The fleeceware app, which Avast has reported to Google’s security team, has been downloaded more than 50,000 times. Avast users are protected from the scam, and the company has also notified Cloudflare of the list of websites that were using their performance and security services. Cloudflare did not host these websites, but was able to place a phishing warning in front of them. As a result, non-Avast users are also protected at this time.

What does the scam look like?

The localized sites are being spread via social networks such as Facebook, and chat apps like WhatsApp, Viber, and Telegram, luring people in with the possibility of winning a large cash prize if they send the link to their contacts. Users are told they can instantly win the prize by responding to a short survey which asks them if they use the imitated postal service, their age, their sex, and which social media they use the most, before recommending they share the chain message in order to claim the prize. 

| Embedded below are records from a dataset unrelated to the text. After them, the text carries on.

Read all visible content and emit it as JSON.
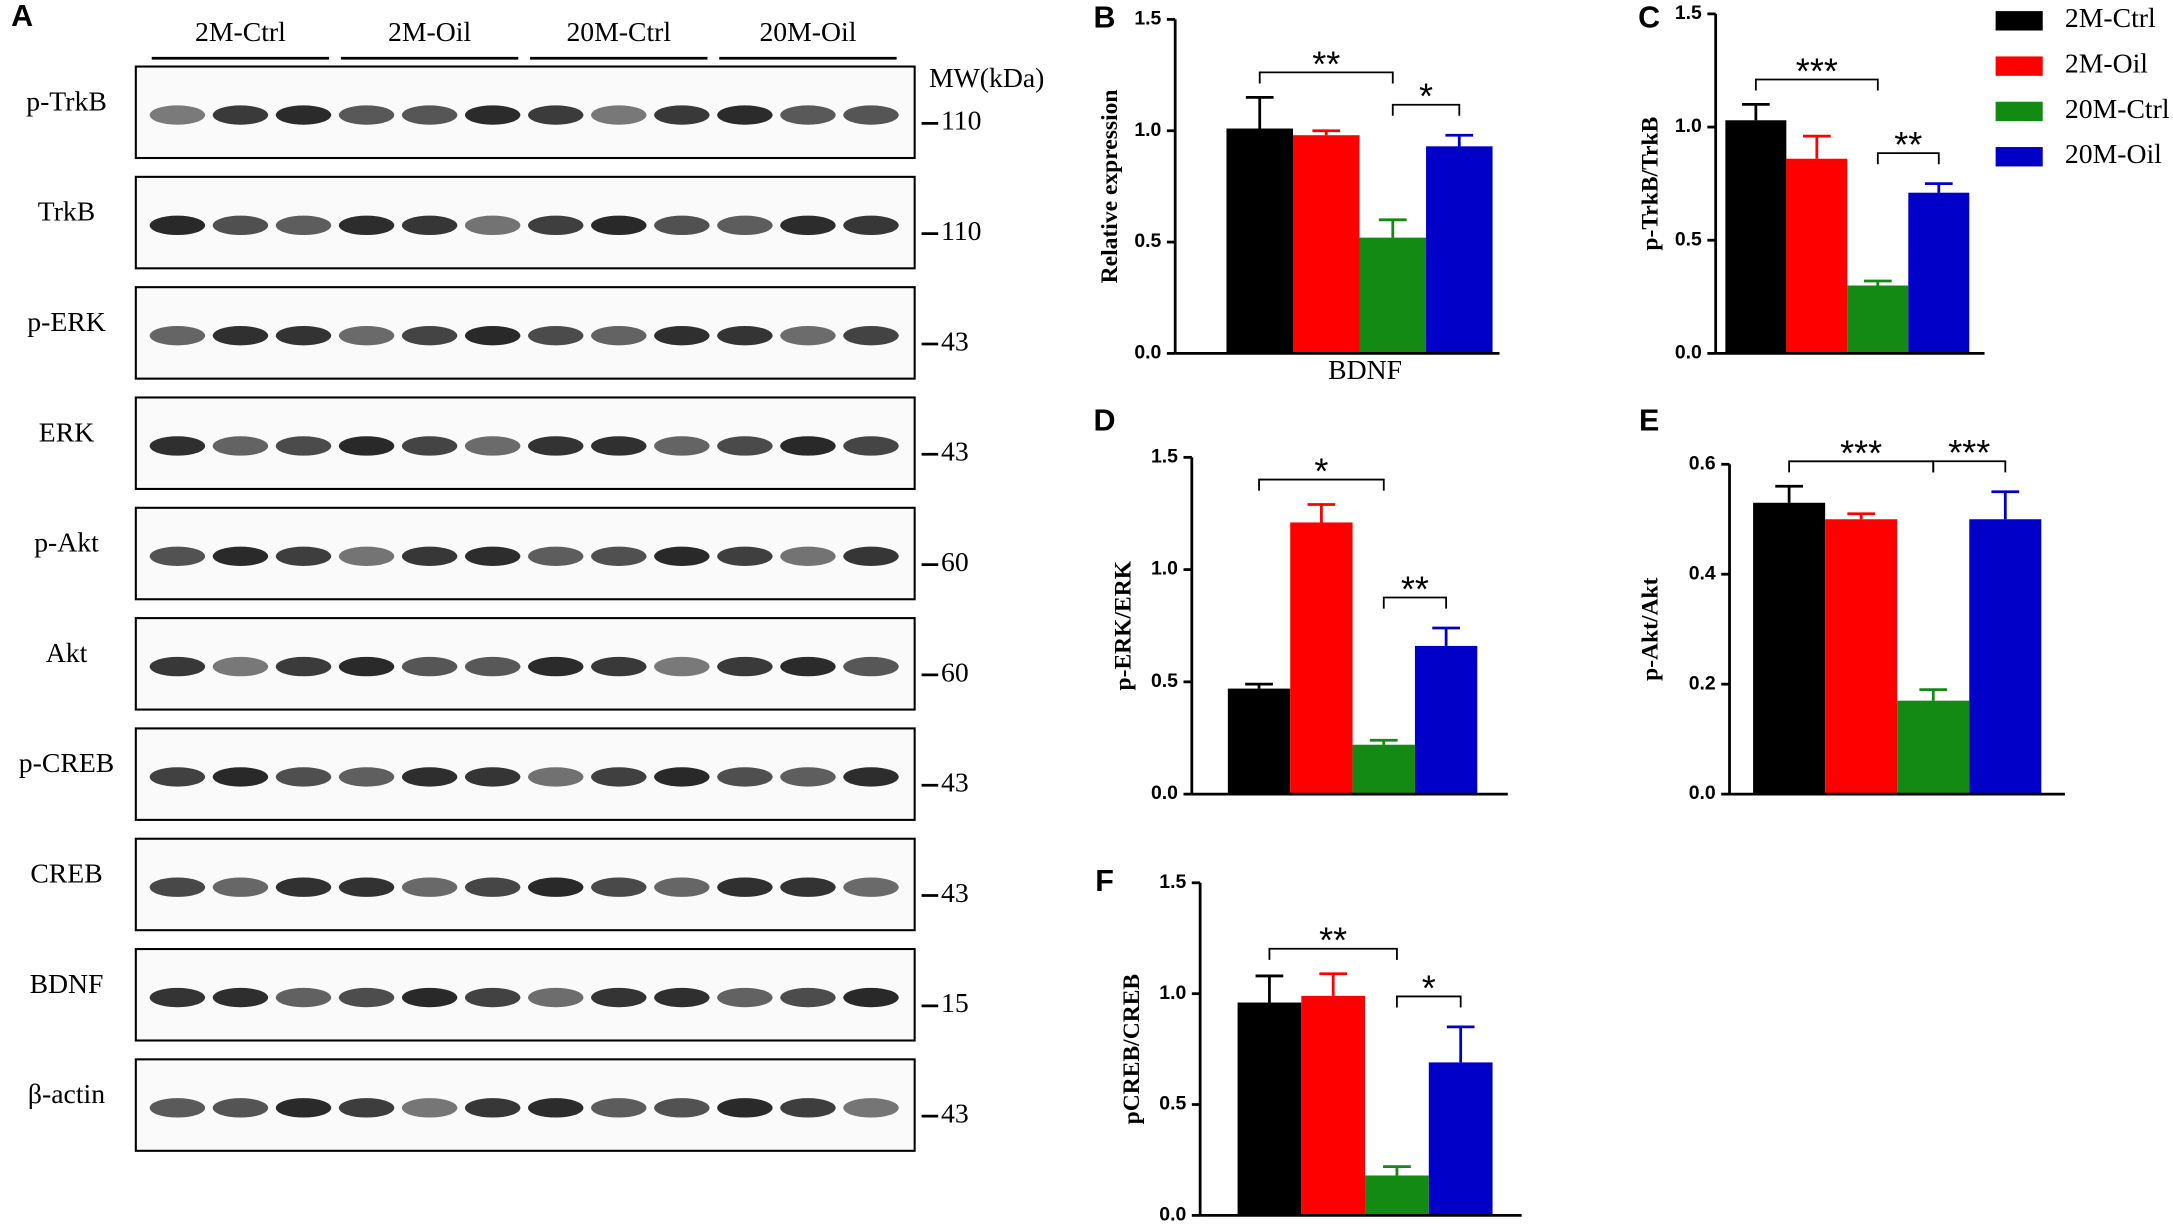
{
  "panel_a": {
    "label": "A",
    "groups": [
      "2M-Ctrl",
      "2M-Oil",
      "20M-Ctrl",
      "20M-Oil"
    ],
    "mw_title": "MW(kDa)",
    "proteins": [
      {
        "name": "p-TrkB",
        "mw": 110
      },
      {
        "name": "TrkB",
        "mw": 110
      },
      {
        "name": "p-ERK",
        "mw": 43
      },
      {
        "name": "ERK",
        "mw": 43
      },
      {
        "name": "p-Akt",
        "mw": 60
      },
      {
        "name": "Akt",
        "mw": 60
      },
      {
        "name": "p-CREB",
        "mw": 43
      },
      {
        "name": "CREB",
        "mw": 43
      },
      {
        "name": "BDNF",
        "mw": 15
      },
      {
        "name": "β-actin",
        "mw": 43
      }
    ]
  },
  "legend": {
    "names": [
      "2M-Ctrl",
      "2M-Oil",
      "20M-Ctrl",
      "20M-Oil"
    ],
    "colors": [
      "#000000",
      "#ff0000",
      "#138a13",
      "#0000c8"
    ]
  },
  "chart_data": [
    {
      "type": "bar",
      "panel": "B",
      "ylabel": "Relative expression",
      "xlabel": "BDNF",
      "ylim": [
        0,
        1.5
      ],
      "yticks": [
        {
          "value": 0,
          "label": "0.0"
        },
        {
          "value": 0.5,
          "label": "0.5"
        },
        {
          "value": 1,
          "label": "1.0"
        },
        {
          "value": 1.5,
          "label": "1.5"
        }
      ],
      "values": [
        1.01,
        0.98,
        0.52,
        0.93
      ],
      "errors": [
        0.14,
        0.02,
        0.08,
        0.05
      ],
      "annotations": [
        {
          "label": "**",
          "from": 0,
          "to": 2
        },
        {
          "label": "*",
          "from": 2,
          "to": 3
        }
      ]
    },
    {
      "type": "bar",
      "panel": "C",
      "ylabel": "p-TrkB/TrkB",
      "ylim": [
        0,
        1.5
      ],
      "yticks": [
        {
          "value": 0,
          "label": "0.0"
        },
        {
          "value": 0.5,
          "label": "0.5"
        },
        {
          "value": 1,
          "label": "1.0"
        },
        {
          "value": 1.5,
          "label": "1.5"
        }
      ],
      "values": [
        1.03,
        0.86,
        0.3,
        0.71
      ],
      "errors": [
        0.07,
        0.1,
        0.02,
        0.04
      ],
      "annotations": [
        {
          "label": "***",
          "from": 0,
          "to": 2
        },
        {
          "label": "**",
          "from": 2,
          "to": 3
        }
      ]
    },
    {
      "type": "bar",
      "panel": "D",
      "ylabel": "p-ERK/ERK",
      "ylim": [
        0,
        1.5
      ],
      "yticks": [
        {
          "value": 0,
          "label": "0.0"
        },
        {
          "value": 0.5,
          "label": "0.5"
        },
        {
          "value": 1,
          "label": "1.0"
        },
        {
          "value": 1.5,
          "label": "1.5"
        }
      ],
      "values": [
        0.47,
        1.21,
        0.22,
        0.66
      ],
      "errors": [
        0.02,
        0.08,
        0.02,
        0.08
      ],
      "annotations": [
        {
          "label": "*",
          "from": 0,
          "to": 2
        },
        {
          "label": "**",
          "from": 2,
          "to": 3
        }
      ]
    },
    {
      "type": "bar",
      "panel": "E",
      "ylabel": "p-Akt/Akt",
      "ylim": [
        0,
        0.6
      ],
      "yticks": [
        {
          "value": 0,
          "label": "0.0"
        },
        {
          "value": 0.2,
          "label": "0.2"
        },
        {
          "value": 0.4,
          "label": "0.4"
        },
        {
          "value": 0.6,
          "label": "0.6"
        }
      ],
      "values": [
        0.53,
        0.5,
        0.17,
        0.5
      ],
      "errors": [
        0.03,
        0.01,
        0.02,
        0.05
      ],
      "annotations": [
        {
          "label": "***",
          "from": 0,
          "to": 2
        },
        {
          "label": "***",
          "from": 2,
          "to": 3
        }
      ]
    },
    {
      "type": "bar",
      "panel": "F",
      "ylabel": "pCREB/CREB",
      "ylim": [
        0,
        1.5
      ],
      "yticks": [
        {
          "value": 0,
          "label": "0.0"
        },
        {
          "value": 0.5,
          "label": "0.5"
        },
        {
          "value": 1,
          "label": "1.0"
        },
        {
          "value": 1.5,
          "label": "1.5"
        }
      ],
      "values": [
        0.96,
        0.99,
        0.18,
        0.69
      ],
      "errors": [
        0.12,
        0.1,
        0.04,
        0.16
      ],
      "annotations": [
        {
          "label": "**",
          "from": 0,
          "to": 2
        },
        {
          "label": "*",
          "from": 2,
          "to": 3
        }
      ]
    }
  ]
}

The real prize: a fleeceware app

After the user sends out the links to their contacts, they are redirected to a fleeceware app on the Google Play Store. The app, which is advertised in Russian, poses as a postal tracking service. After downloading it, the victim is offered a paid version of the app, which costs $70 per week; this offer is written in English. The app’s only purpose is to deduct money from the victims' bank account.

“This type of fraud is all the more dangerous because it uses the social ties of its victims to spread. People don’t expect to receive scams from friends or family, and therefore might be more likely to fall for the scam, especially considering the sites look like they come from trusted services,” said Jakub Vávra, threat analyst at Avast. “This may be further enhanced by the localization of all the websites. What is surprising is that the fleeceware app is not localized and appears generic in comparison to the websites. Of note is that it does have overly positive and likely fake reviews in English on its profile. It is possible the scammers were planning on replacing the final payload with another app or something more malicious,” continued Vávra.

How users can recognize scams

Vávra warns users that if an offer seems too good to be true, it is most likely a scam, as in this case where unlikely organizations such as national postal services are offering large sums of cash to people if they simply answer four short questions, and share a link with friends. Furthermore, scams need to spread in order to thrive. Therefore, users should be wary of any type of messaging attempting to encourage them to forward messages to friends and family. In order to check if an offer is a scam or not, Vávra says users should go to the source by contacting the organization via their social media networks and support portals advertised on their website. Finally, he recommends having antivirus software installed on all devices, which can detect and block phishing sites, protecting people from the threat before any potential harm can be done. 

How users can recognize fleeceware apps

Fleeceware apps appear in various forms and can imitate any category of application, but are commonly apps with simple features that are normally offered for a low price or for free. Vávra points out that reviews for fleeceware apps tend to be fake while those which are genuine are from users revealing the fraudulent and often broken nature of the app, or its intent to charge people large sums of money surreptitiously. Fleeceware apps usually offer a free three-to seven-day trial, but can require users to enter their payment information before the trial begins, and automatically charge them once the trial ends. Users should carefully read what happens after an app’s trial period ends and how much an app will charge after a free trial period, checking if the charge will be automatically deducted from their card on an ongoing basis, unless they cancel the subscription.